An unbought Congress is also what Call has been working for. "It’s really time for people all along the political spectrum, not just progressives, to recognize the detrimental effects of a corporate funded political system," he told me last night. "Every aspect of our lives has, over the last forty years, been reduced to a commodity which has value only if the already wealthy can further profit from it. This is further compounded by a corporate media, which is not in any way the free and impartial truth telling institution that would be the hallmark of a real democracy. The only antidote to our current predicament, to prevent the continued slide to the authoritarian right (predictions of another 2010 ‘red wave’ have been floated for many months) is the grassroots progressive movement. We are the ones who are urging the Biden administration to abolish the filibuster and expand the Supreme Court-- something that is highly unlikely to happen. We are the ones begging for economic and environmental justice, that if implemented would improve the lives if everyone along that political spectrum. The barrier to all of the good things is corporate money. That’s why winning a campaign without corporate money, as a number of congressional candidates may be able to do this year, is a necessary step to not just save democracy (something we have always had a tenuous relationship with in America) but to move towards real democracy and real representation for people."
Meanwhile, in the land of make-believe, Trump must be unable to testify because he's too busy fleecing the flock. The Grand Grifter Tour will be in Southaven, Mississippi on Saturday. "For one historic day, the American Freedom Tour will be at Landers Center. Come see President Donald J. Trump, Donald Trump Jr., Candace Owens, Mike Pompeo, Kimberly Guilfoyle, Dinesh D'Souza, Sheriff Mark Lamb and many more live and in person." They don't want to leave anyone out. If you're dirt poor, it's only $9 in the overflow room and you get a free wristband... except that's all sold out. General admission is $55. For $95, you can buy one and get one free. There's an Eagle Section for $195, a Liberty Section for $295, a VIP Section for $795, a Delegate Section for $995. Then they get into the big money-- $1,595 for the Ambassador Section, $1,995 for the Cabinet Section, $2,995 for the Congressional Section, $3,995 for the Presidential Section and an undisclosed amount ($4,995) for The Patriot Section. The folks who plunk down the $4,995 get a private roundtable discussion with Trump (including photo op with him and a separate photo op with Trump Jr and Kimberly Guilfoyle, as well as a breakfast Q&A with Dinesh D'Souza, a reception with Jr and Kimberly, a private afterparty and a souvenir tour lanyard and badge.

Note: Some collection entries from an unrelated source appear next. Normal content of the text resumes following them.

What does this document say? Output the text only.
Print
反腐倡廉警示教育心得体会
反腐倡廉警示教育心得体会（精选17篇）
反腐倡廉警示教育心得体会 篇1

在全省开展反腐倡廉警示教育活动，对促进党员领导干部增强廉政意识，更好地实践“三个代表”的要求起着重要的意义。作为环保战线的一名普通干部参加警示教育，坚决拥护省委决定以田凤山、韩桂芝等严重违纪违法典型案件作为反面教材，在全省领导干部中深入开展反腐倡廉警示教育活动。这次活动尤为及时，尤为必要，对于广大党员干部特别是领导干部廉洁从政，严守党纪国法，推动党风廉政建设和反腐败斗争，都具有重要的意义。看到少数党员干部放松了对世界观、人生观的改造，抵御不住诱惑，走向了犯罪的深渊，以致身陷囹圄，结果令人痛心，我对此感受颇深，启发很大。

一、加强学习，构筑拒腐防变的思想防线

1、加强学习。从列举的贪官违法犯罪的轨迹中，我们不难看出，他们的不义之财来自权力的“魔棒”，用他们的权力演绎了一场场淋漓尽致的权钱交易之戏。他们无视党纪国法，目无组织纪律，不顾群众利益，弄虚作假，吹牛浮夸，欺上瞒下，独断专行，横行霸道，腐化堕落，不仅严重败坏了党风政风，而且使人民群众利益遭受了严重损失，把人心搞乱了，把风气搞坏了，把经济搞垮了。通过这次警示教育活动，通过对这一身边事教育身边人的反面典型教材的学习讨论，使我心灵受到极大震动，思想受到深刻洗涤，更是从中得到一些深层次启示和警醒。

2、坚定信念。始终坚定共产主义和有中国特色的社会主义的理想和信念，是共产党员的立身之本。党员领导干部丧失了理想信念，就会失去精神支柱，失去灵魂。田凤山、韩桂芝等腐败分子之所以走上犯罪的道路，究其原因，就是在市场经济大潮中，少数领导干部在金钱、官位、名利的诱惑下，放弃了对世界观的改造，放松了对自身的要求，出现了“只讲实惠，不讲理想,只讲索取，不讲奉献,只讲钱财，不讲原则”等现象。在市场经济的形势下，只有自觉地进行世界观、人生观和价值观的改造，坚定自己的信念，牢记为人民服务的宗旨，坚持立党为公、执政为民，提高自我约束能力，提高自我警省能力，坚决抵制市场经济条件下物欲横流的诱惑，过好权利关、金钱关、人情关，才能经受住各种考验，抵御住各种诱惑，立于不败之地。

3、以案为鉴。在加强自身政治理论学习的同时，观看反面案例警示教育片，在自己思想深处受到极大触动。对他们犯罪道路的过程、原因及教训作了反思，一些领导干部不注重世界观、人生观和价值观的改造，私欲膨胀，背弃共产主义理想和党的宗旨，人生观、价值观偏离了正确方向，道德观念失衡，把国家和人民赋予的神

Same deal when the circus comes to town in Greensboro, North Carolina on July 15-- although this lineup includes Judge Jeanine Pirro "and many many more LIVE & IN PERSON. This is a historic, must-attend event featuring America’s top insiders and influencers, live-and-in-person. Register today. Build important relationships, help promote a conservative agenda and protect America’s future... Venue to be announced."